Mayor of Mackay
- Incumbent
- Assumed office 13 March 2016
- Preceded by: Dierdre Comerford

Personal details
- Party: Independent
- Spouse: Annette Williamson
- Children: Dean Williamson Leigh Williamson
- Occupation: Pilot Businessman

= Greg Williamson (politician) =

Australian politician

Gregory Roy Williamson is the mayor of North Queensland's Mackay Regional Council, a position he has held since 2016.

Before entering politics, Williamson was a radio announcer for Mackay's local 4MK radio station. He was the CQ Manager for Bush Pilot Airways in the early 19802s and then operated his own Travel Business "Greg Williamson's Travel Shop" for 11 years. Williamson started his political career as an alderman of what was then the Mackay City Council in the 1980s. He oversaw the amalgamation of the city and shire councils in 1994.

Williamson first served as Mackay's mayor from 1991 to 1994 before going into business and then returning to public office in 2016. Williamson is a fifth generation Mackay local and has over 35 years of service with the Australian Air Force Cadets.
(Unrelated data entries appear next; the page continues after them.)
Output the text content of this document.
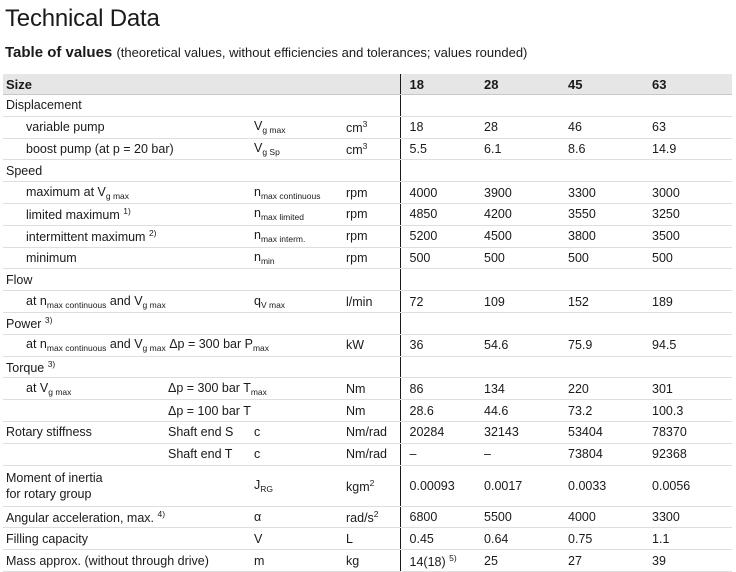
Technical Data
Table of values (theoretical values, without efficiencies and tolerances; values rounded)
Size				18	28	45	63
Displacement							
variable pump		$V_{g max}$	$cm^3$	18	28	46	63
boost pump (at p = 20 bar)		$V_{g Sp}$	$cm^3$	5.5	6.1	8.6	14.9
Speed							
maximum at $V_{g max}$		$n_{max continuous}$	rpm	4000	3900	3300	3000
limited maximum $^{1)}$		$n_{max limited}$	rpm	4850	4200	3550	3250
intermittent maximum $^{2)}$		$n_{max interm.}$	rpm	5200	4500	3800	3500
minimum		$n_{min}$	rpm	500	500	500	500
Flow							
at $n_{max continuous}$ and $V_{g max}$		$q_{V max}$	l/min	72	109	152	189
Power $^{3)}$				
at $n_{max continuous}$ and $V_{g max}$ Δp = 300 bar $P_{max}$			kW	36	54.6	75.9	94.5
Torque $^{3)}$				
at $V_{g max}$	Δp = 300 bar $T_{max}$		Nm	86	134	220	301
	Δp = 100 bar T		Nm	28.6	44.6	73.2	100.3
Rotary stiffness	Shaft end S	c	Nm/rad	20284	32143	53404	78370
	Shaft end T	c	Nm/rad	–	–	73804	92368
Moment of inertia
for rotary group		$J_{RG}$	kgm$^2$	0.00093	0.0017	0.0033	0.0056
Angular acceleration, max. $^{4)}$		α	rad/$s^2$	6800	5500	4000	3300
Filling capacity		V	L	0.45	0.64	0.75	1.1
Mass approx. (without through drive)		m	kg	14(18) $^{5)}$	25	27	39
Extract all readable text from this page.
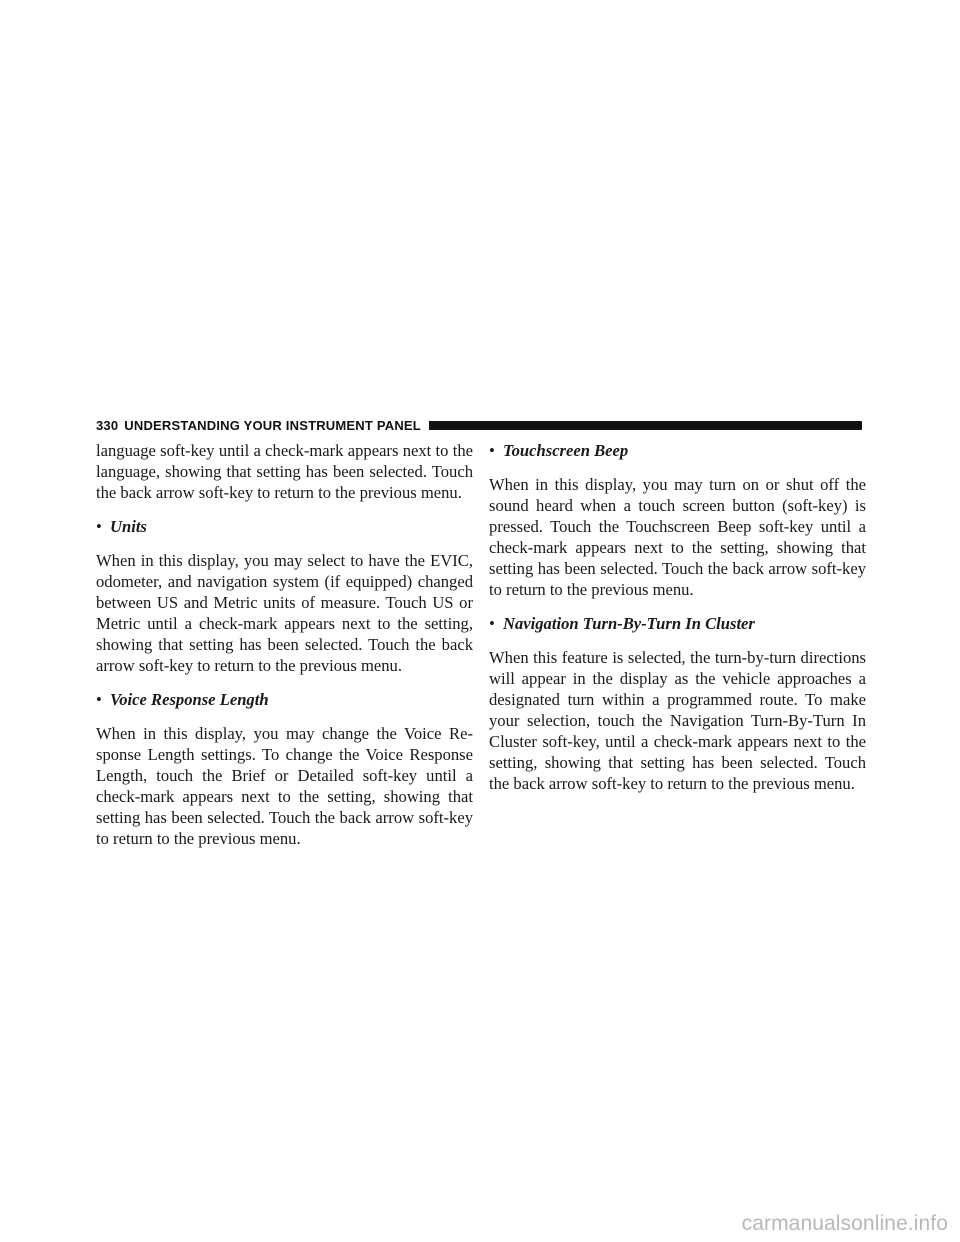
330 UNDERSTANDING YOUR INSTRUMENT PANEL

language soft-key until a check-mark appears next to the language, showing that setting has been selected. Touch the back arrow soft-key to return to the previous menu.

• Units

When in this display, you may select to have the EVIC, odometer, and navigation system (if equipped) changed between US and Metric units of measure. Touch US or Metric until a check-mark appears next to the setting, showing that setting has been selected. Touch the back arrow soft-key to return to the previous menu.

• Voice Response Length

When in this display, you may change the Voice Re-sponse Length settings. To change the Voice Response Length, touch the Brief or Detailed soft-key until a check-mark appears next to the setting, showing that setting has been selected. Touch the back arrow soft-key to return to the previous menu.

• Touchscreen Beep

When in this display, you may turn on or shut off the sound heard when a touch screen button (soft-key) is pressed. Touch the Touchscreen Beep soft-key until a check-mark appears next to the setting, showing that setting has been selected. Touch the back arrow soft-key to return to the previous menu.

• Navigation Turn-By-Turn In Cluster

When this feature is selected, the turn-by-turn directions will appear in the display as the vehicle approaches a designated turn within a programmed route. To make your selection, touch the Navigation Turn-By-Turn In Cluster soft-key, until a check-mark appears next to the setting, showing that setting has been selected. Touch the back arrow soft-key to return to the previous menu.

carmanualsonline.info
In October 2019, The New York Times profiled Williamson's planting, outreach, and education efforts to protect his community from the negative effects of climate change as part of a growing trend of small-town mayors hoping to affect change at the local level.

Williamson formed the Greg Williamson Alliance ahead of the 2016 election, with six members of the group re-elected in 2020. In 2023, four councillors left the group, and in 2024 he formed Team Greg Williamson.

Williamson was re-elected at the 2024 local government elections with 51.56% of the vote after preferences.